Rudolf Steiner

Rudolf Steiner was born in 1861 into the old and heterogeneous Austro-Hungarian Empire, the son of parents who loved their country backgrounds.

His father had entered into the growing railway system, high tech of the 1860s, and was rather a free-thinker in a still traditional and religious environment.

Gifted with “second sight” or clairvoyance as a child, Rudolf found himself alone with experiences of spiritual beings and extra-sensory perceptions. He turned to the modern sciences to find ways for others to understand such experiences.

Geometry was an entry point. Its forms are “ideal”—they are never perfectly revealed in the physical world—yet its applications to everyday life are immense.

If the politics of Austria-Hungary were out of date, its capital Vienna fostered a dynamic modern intellectual-artistic culture. It was a major center in the great flowering of a thousand years of European culture. All that history would be cut off by the “Great War” of 1914-1918.

While moving into this world at the Technical University, Rudolf also made contact with some of the last bearers of earlier wisdom and consciousness, including a nature mystic and herbalist named Felix Koguski.

Scientist of Mind and Spirit

Early on, dealing with the “second sight” which revealed worlds to him that others did not perceive, Steiner had found a bridge in geometry.
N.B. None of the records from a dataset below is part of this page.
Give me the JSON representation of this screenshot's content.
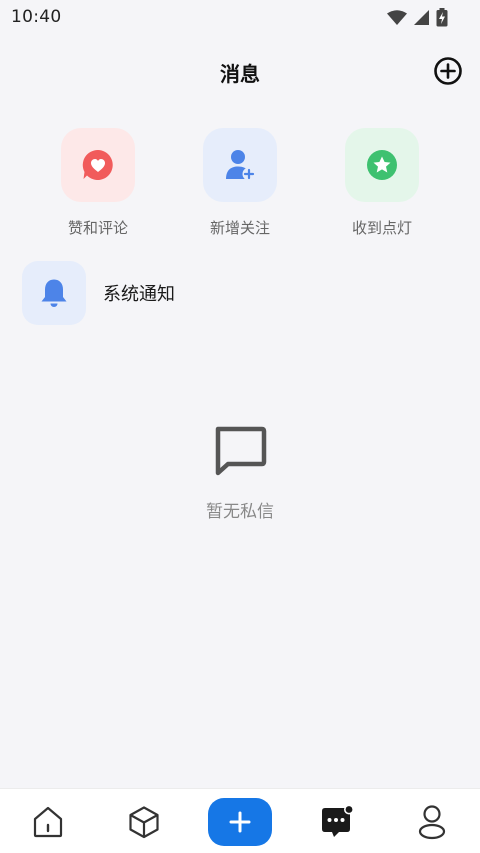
{
  "status_bar": {
    "time": "10:40",
    "icons": [
      "wifi-icon",
      "cellular-signal-icon",
      "battery-charging-icon"
    ]
  },
  "header": {
    "title": "消息",
    "add_icon": "add-circle-icon"
  },
  "quick_actions": [
    {
      "label": "赞和评论",
      "icon": "heart-bubble-icon",
      "color": "#f15b5b",
      "bg": "#fde8e8"
    },
    {
      "label": "新增关注",
      "icon": "add-user-icon",
      "color": "#4d84e8",
      "bg": "#e6edfb"
    },
    {
      "label": "收到点灯",
      "icon": "star-badge-icon",
      "color": "#3ec170",
      "bg": "#e4f6ea"
    }
  ],
  "system_notice": {
    "label": "系统通知",
    "icon": "bell-icon",
    "color": "#4d84e8"
  },
  "empty_state": {
    "icon": "chat-bubble-icon",
    "text": "暂无私信"
  },
  "bottom_nav": {
    "items": [
      {
        "name": "home",
        "icon": "home-icon"
      },
      {
        "name": "explore",
        "icon": "cube-icon"
      },
      {
        "name": "publish",
        "icon": "plus-icon"
      },
      {
        "name": "messages",
        "icon": "message-icon",
        "active": true,
        "has_dot": true
      },
      {
        "name": "profile",
        "icon": "user-icon"
      }
    ],
    "accent": "#1677e6"
  }
}
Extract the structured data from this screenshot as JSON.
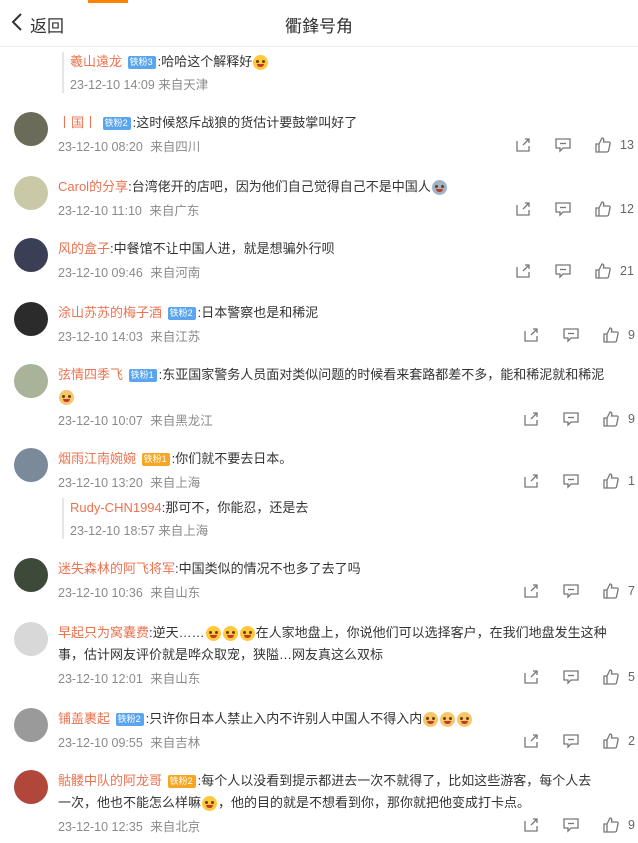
{
  "header": {
    "back_label": "返回",
    "title": "衢鋒号角"
  },
  "top_reply": {
    "user": "羲山遠龙",
    "badge": "铁粉3",
    "text": ":哈哈这个解释好",
    "time": "23-12-10 14:09",
    "source": "来自天津"
  },
  "comments": [
    {
      "user": "丨国丨",
      "badge": "铁粉2",
      "text": ":这时候怒斥战狼的货估计要鼓掌叫好了",
      "time": "23-12-10 08:20",
      "source": "来自四川",
      "likes": "13",
      "avatar_color": "#6b6b5a"
    },
    {
      "user": "Carol的分享",
      "text": ":台湾佬开的店吧，因为他们自己觉得自己不是中国人",
      "time": "23-12-10 11:10",
      "source": "来自广东",
      "likes": "12",
      "avatar_color": "#c9c9a8"
    },
    {
      "user": "风的盒子",
      "text": ":中餐馆不让中国人进，就是想骗外行呗",
      "time": "23-12-10 09:46",
      "source": "来自河南",
      "likes": "21",
      "avatar_color": "#3a3f55"
    },
    {
      "user": "涂山苏苏的梅子酒",
      "badge": "铁粉2",
      "text": ":日本警察也是和稀泥",
      "time": "23-12-10 14:03",
      "source": "来自江苏",
      "likes": "9",
      "avatar_color": "#2b2b2b"
    },
    {
      "user": "弦情四季飞",
      "badge": "铁粉1",
      "text": ":东亚国家警务人员面对类似问题的时候看来套路都差不多，能和稀泥就和稀泥",
      "time": "23-12-10 10:07",
      "source": "来自黑龙江",
      "likes": "9",
      "avatar_color": "#a9b39a"
    },
    {
      "user": "烟雨江南婉婉",
      "badge": "铁粉1",
      "text": ":你们就不要去日本。",
      "time": "23-12-10 13:20",
      "source": "来自上海",
      "likes": "1",
      "avatar_color": "#7a8a9a",
      "reply": {
        "user": "Rudy-CHN1994",
        "text": ":那可不，你能忍，还是去",
        "time": "23-12-10 18:57",
        "source": "来自上海"
      }
    },
    {
      "user": "迷失森林的阿飞将军",
      "text": ":中国类似的情况不也多了去了吗",
      "time": "23-12-10 10:36",
      "source": "来自山东",
      "likes": "7",
      "avatar_color": "#3d4a3a"
    },
    {
      "user": "早起只为窝囊费",
      "text": ":逆天……",
      "text2": "在人家地盘上，你说他们可以选择客户，在我们地盘发生这种",
      "text3": "事，估计网友评价就是哗众取宠，狭隘…网友真这么双标",
      "time": "23-12-10 12:01",
      "source": "来自山东",
      "likes": "5",
      "avatar_color": "#d8d8d8"
    },
    {
      "user": "铺盖裹起",
      "badge": "铁粉2",
      "text": ":只许你日本人禁止入内不许别人中国人不得入内",
      "time": "23-12-10 09:55",
      "source": "来自吉林",
      "likes": "2",
      "avatar_color": "#9a9a9a"
    },
    {
      "user": "骷髅中队的阿龙哥",
      "badge": "铁粉2",
      "text": ":每个人以没看到提示都进去一次不就得了，比如这些游客，每个人去",
      "text2": "一次，他也不能怎么样嘛",
      "text3": "，他的目的就是不想看到你，那你就把他变成打卡点。",
      "time": "23-12-10 12:35",
      "source": "来自北京",
      "likes": "9",
      "avatar_color": "#b0473a"
    }
  ],
  "icons": {
    "back": "chevron-left-icon",
    "share": "share-icon",
    "comment": "comment-icon",
    "like": "thumbs-up-icon"
  },
  "colors": {
    "accent": "#ff8200",
    "username": "#eb7350",
    "badge": "#5aa5ee"
  }
}
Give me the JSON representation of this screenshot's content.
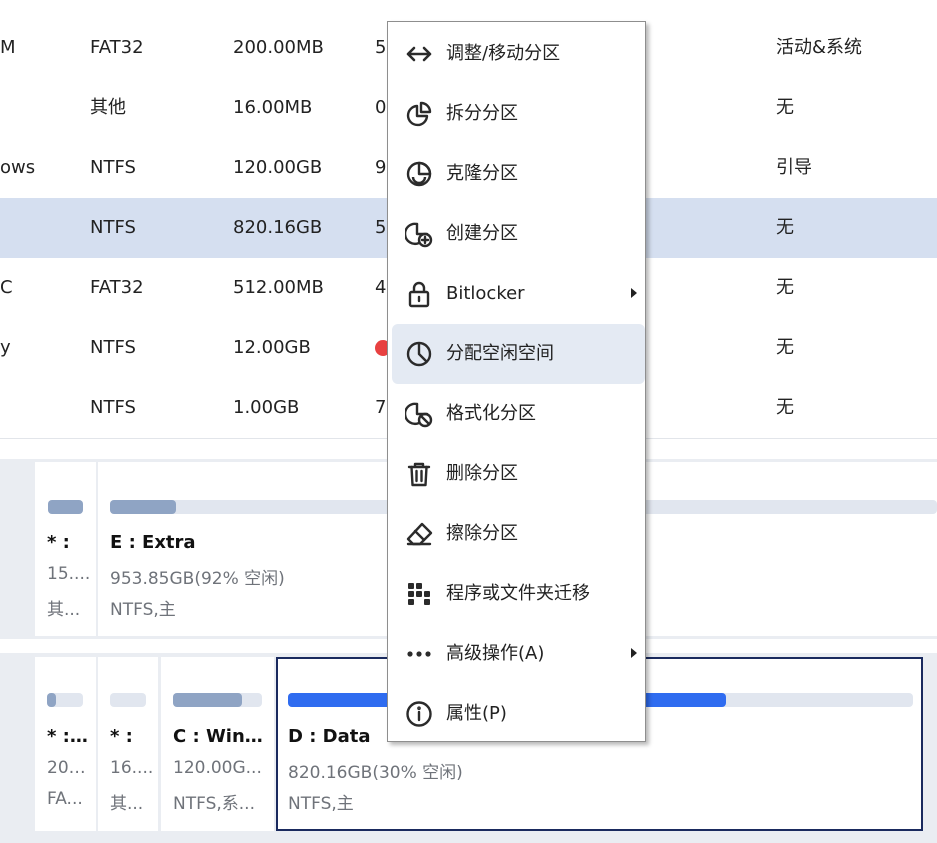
{
  "partition_table": {
    "rows": [
      {
        "name": "M",
        "fs": "FAT32",
        "size": "200.00MB",
        "used": "5",
        "type": "活动&系统",
        "selected": false
      },
      {
        "name": "",
        "fs": "其他",
        "size": "16.00MB",
        "used": "0",
        "type": "无",
        "selected": false
      },
      {
        "name": "ows",
        "fs": "NTFS",
        "size": "120.00GB",
        "used": "9",
        "type": "引导",
        "selected": false
      },
      {
        "name": "",
        "fs": "NTFS",
        "size": "820.16GB",
        "used": "5",
        "type": "无",
        "selected": true
      },
      {
        "name": "C",
        "fs": "FAT32",
        "size": "512.00MB",
        "used": "4",
        "type": "无",
        "selected": false
      },
      {
        "name": "y",
        "fs": "NTFS",
        "size": "12.00GB",
        "used": "",
        "type": "无",
        "selected": false
      },
      {
        "name": "",
        "fs": "NTFS",
        "size": "1.00GB",
        "used": "7",
        "type": "无",
        "selected": false
      }
    ]
  },
  "disk1": {
    "cards": [
      {
        "title": "* :",
        "size": "15....",
        "fs": "其...",
        "usage_fraction": 1.0
      },
      {
        "title": "E : Extra",
        "size": "953.85GB(92% 空闲)",
        "fs": "NTFS,主",
        "usage_fraction": 0.08
      }
    ]
  },
  "disk2": {
    "cards": [
      {
        "title": "* : ...",
        "size": "200....",
        "fs": "FA...",
        "usage_fraction": 0.25
      },
      {
        "title": "* :",
        "size": "16....",
        "fs": "其...",
        "usage_fraction": 0.0
      },
      {
        "title": "C : Wind...",
        "size": "120.00G...",
        "fs": "NTFS,系...",
        "usage_fraction": 0.78
      },
      {
        "title": "D : Data",
        "size": "820.16GB(30% 空闲)",
        "fs": "NTFS,主",
        "usage_fraction": 0.7
      }
    ]
  },
  "context_menu": {
    "items": [
      {
        "label": "调整/移动分区",
        "icon": "resize-move-icon",
        "submenu": false,
        "hover": false
      },
      {
        "label": "拆分分区",
        "icon": "split-partition-icon",
        "submenu": false,
        "hover": false
      },
      {
        "label": "克隆分区",
        "icon": "clone-partition-icon",
        "submenu": false,
        "hover": false
      },
      {
        "label": "创建分区",
        "icon": "create-partition-icon",
        "submenu": false,
        "hover": false
      },
      {
        "label": "Bitlocker",
        "icon": "lock-icon",
        "submenu": true,
        "hover": false
      },
      {
        "label": "分配空闲空间",
        "icon": "allocate-space-icon",
        "submenu": false,
        "hover": true
      },
      {
        "label": "格式化分区",
        "icon": "format-partition-icon",
        "submenu": false,
        "hover": false
      },
      {
        "label": "删除分区",
        "icon": "trash-icon",
        "submenu": false,
        "hover": false
      },
      {
        "label": "擦除分区",
        "icon": "eraser-icon",
        "submenu": false,
        "hover": false
      },
      {
        "label": "程序或文件夹迁移",
        "icon": "migrate-grid-icon",
        "submenu": false,
        "hover": false
      },
      {
        "label": "高级操作(A)",
        "icon": "more-dots-icon",
        "submenu": true,
        "hover": false
      },
      {
        "label": "属性(P)",
        "icon": "info-icon",
        "submenu": false,
        "hover": false
      }
    ]
  },
  "colors": {
    "selected_row": "#d5dff0",
    "menu_hover": "#e4eaf3",
    "usage_gray": "#8fa4c4",
    "usage_blue": "#2f6cf0",
    "active_border": "#1a2a5e",
    "status_red": "#e84141"
  }
}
A geometric point has no depth, width, or height; a geometric line has no breadth. And while such entities cannot be part of a physical world, they can be present in human consciousness. They show that there are realities we can meet in thinking which are never physically present.
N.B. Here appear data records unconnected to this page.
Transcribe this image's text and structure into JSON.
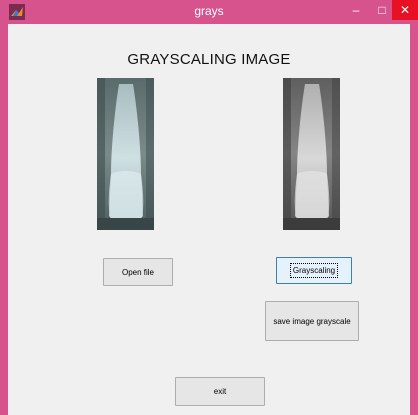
{
  "window": {
    "title": "grays"
  },
  "titlebar": {
    "minimize_glyph": "–",
    "maximize_glyph": "□",
    "close_glyph": "✕",
    "app_icon": "matlab-logo-icon"
  },
  "main": {
    "heading": "GRAYSCALING IMAGE"
  },
  "buttons": {
    "open_file": "Open file",
    "grayscaling": "Grayscaling",
    "save_image": "save image grayscale",
    "exit": "exit"
  },
  "colors": {
    "titlebar": "#d6538e",
    "close_button": "#e81123",
    "client_bg": "#f0f0f0"
  }
}
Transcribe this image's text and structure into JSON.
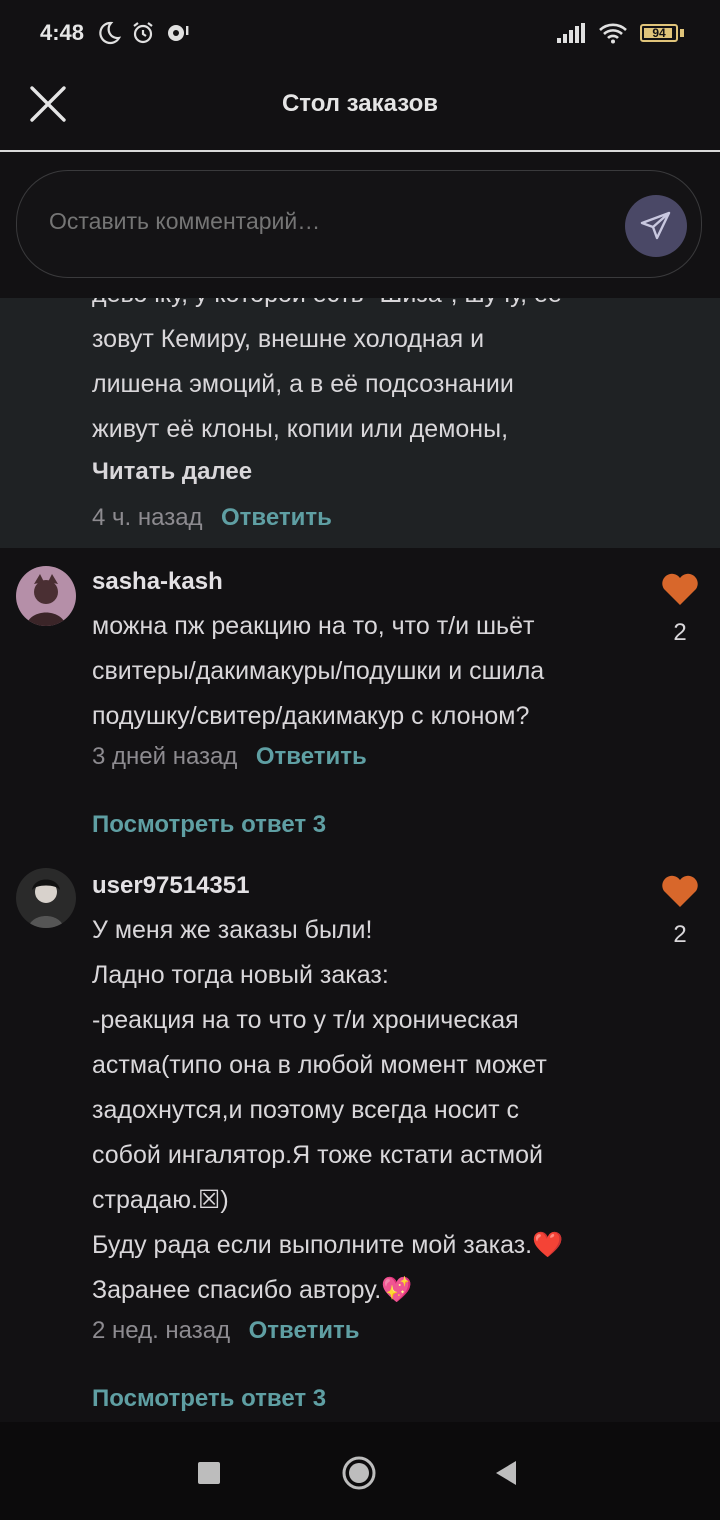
{
  "status": {
    "time": "4:48",
    "battery": "94",
    "battery_level": 0.94
  },
  "header": {
    "title": "Стол заказов"
  },
  "compose": {
    "placeholder": "Оставить комментарий…"
  },
  "top_comment": {
    "lines": [
      "девочку, у которой есть \"Шиза\", шучу, её",
      "зовут Кемиру, внешне холодная и",
      "лишена эмоций, а в её подсознании",
      "живут её клоны, копии или демоны,"
    ],
    "read_more": "Читать далее",
    "time": "4 ч. назад",
    "reply": "Ответить"
  },
  "comments": [
    {
      "username": "sasha-kash",
      "lines": [
        "можна пж реакцию на то, что т/и шьёт",
        "свитеры/дакимакуры/подушки и сшила",
        "подушку/свитер/дакимакур с клоном?"
      ],
      "time": "3 дней назад",
      "reply": "Ответить",
      "likes": "2",
      "view_replies": "Посмотреть ответ 3"
    },
    {
      "username": "user97514351",
      "lines": [
        "У меня же заказы были!",
        "Ладно тогда новый заказ:",
        "-реакция на то что у т/и хроническая",
        "астма(типо она в любой момент может",
        "задохнутся,и поэтому всегда носит с",
        "собой ингалятор.Я тоже кстати астмой",
        "страдаю.☒)",
        "Буду рада если выполните мой заказ.❤️",
        "Заранее спасибо автору.💖"
      ],
      "time": "2 нед. назад",
      "reply": "Ответить",
      "likes": "2",
      "view_replies": "Посмотреть ответ 3"
    }
  ],
  "colors": {
    "accent": "#5f9fa3",
    "heart": "#d8672b",
    "background": "#121113",
    "highlight": "#1f2224"
  }
}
This was a beginning for Steiner’s development as a researcher in and of consciousness. When he was 21, a noted German academic named Wilhelm Dilthey called for a foundation for the sciences of mind and spirit (Geisteswissenschaften) which were beginning to be developed. History, psychology, sociology—these, said Dilthey, could be developed rigorously, but they needed another basis than the one provided by Francis Bacon and others for the physical sciences.

This Geisteswissenschaft was a new term; Dilthey said it had only previously been used to translate from English the term “moral science” of John Stuart Mill. It was taken up in German-speaking countries and is now aligned with the English “humanities” or “human sciences.” However, no shared foundation has been established or acknowledged for these human-centered fields. Steiner embraced the term Geisteswissenschaft and used it to the end of his life; his use is rendered as “spiritual science” in English translations.
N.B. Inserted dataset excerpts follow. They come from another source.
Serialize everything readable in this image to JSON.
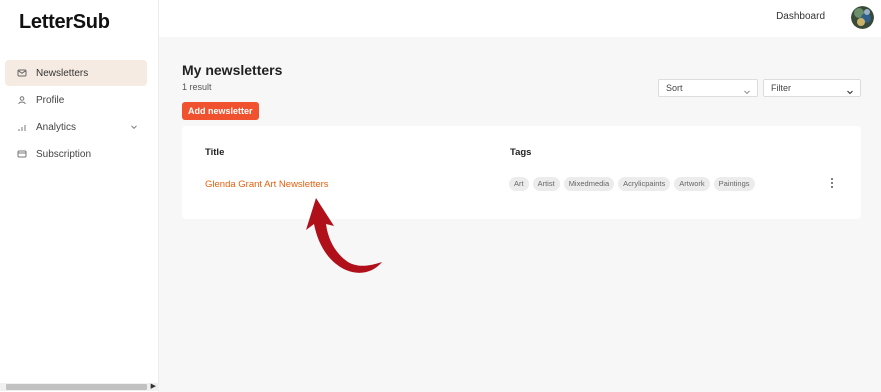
{
  "app": {
    "logo": "LetterSub"
  },
  "sidebar": {
    "items": [
      {
        "label": "Newsletters",
        "icon": "mail-icon",
        "active": true
      },
      {
        "label": "Profile",
        "icon": "user-icon"
      },
      {
        "label": "Analytics",
        "icon": "bar-chart-icon",
        "expandable": true
      },
      {
        "label": "Subscription",
        "icon": "card-icon"
      }
    ]
  },
  "topbar": {
    "dashboard_label": "Dashboard",
    "avatar": "user-avatar"
  },
  "main": {
    "title": "My newsletters",
    "result_count": "1 result",
    "add_button": "Add newsletter",
    "sort": {
      "value": "Sort"
    },
    "filter": {
      "value": "Filter"
    },
    "table": {
      "headers": {
        "title": "Title",
        "tags": "Tags"
      },
      "rows": [
        {
          "title": "Glenda Grant Art Newsletters",
          "tags": [
            "Art",
            "Artist",
            "Mixedmedia",
            "Acrylicpaints",
            "Artwork",
            "Paintings"
          ]
        }
      ]
    }
  },
  "colors": {
    "accent": "#f0522f",
    "link": "#e8600e",
    "active_nav": "#f6ebe2",
    "annotation_arrow": "#b0101a"
  }
}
Whether called “humanities” or “human sciences” or “spiritual science,” the foundation Steiner developed begins with consciousness and with the nature of thought. We cannot “see” or think the activity of thought because thought itself is that “seeing” or thinking; it cannot directly see itself, only reflect back on the experience. However, thought is central to our individual human experience, and only when we place human nature and its thinking consciousness back in the center of our worldviews can we develop any certainty about the foundations of reality.

This research remains very challenging. We actually have to strengthen our attention and thinking even to enter into the conversation. But as Steiner asserted, what is found in the research and reported accurately can then be understood with ordinary common sense. As in physical science, once the hidden patterns are revealed, we can all begin to work with them.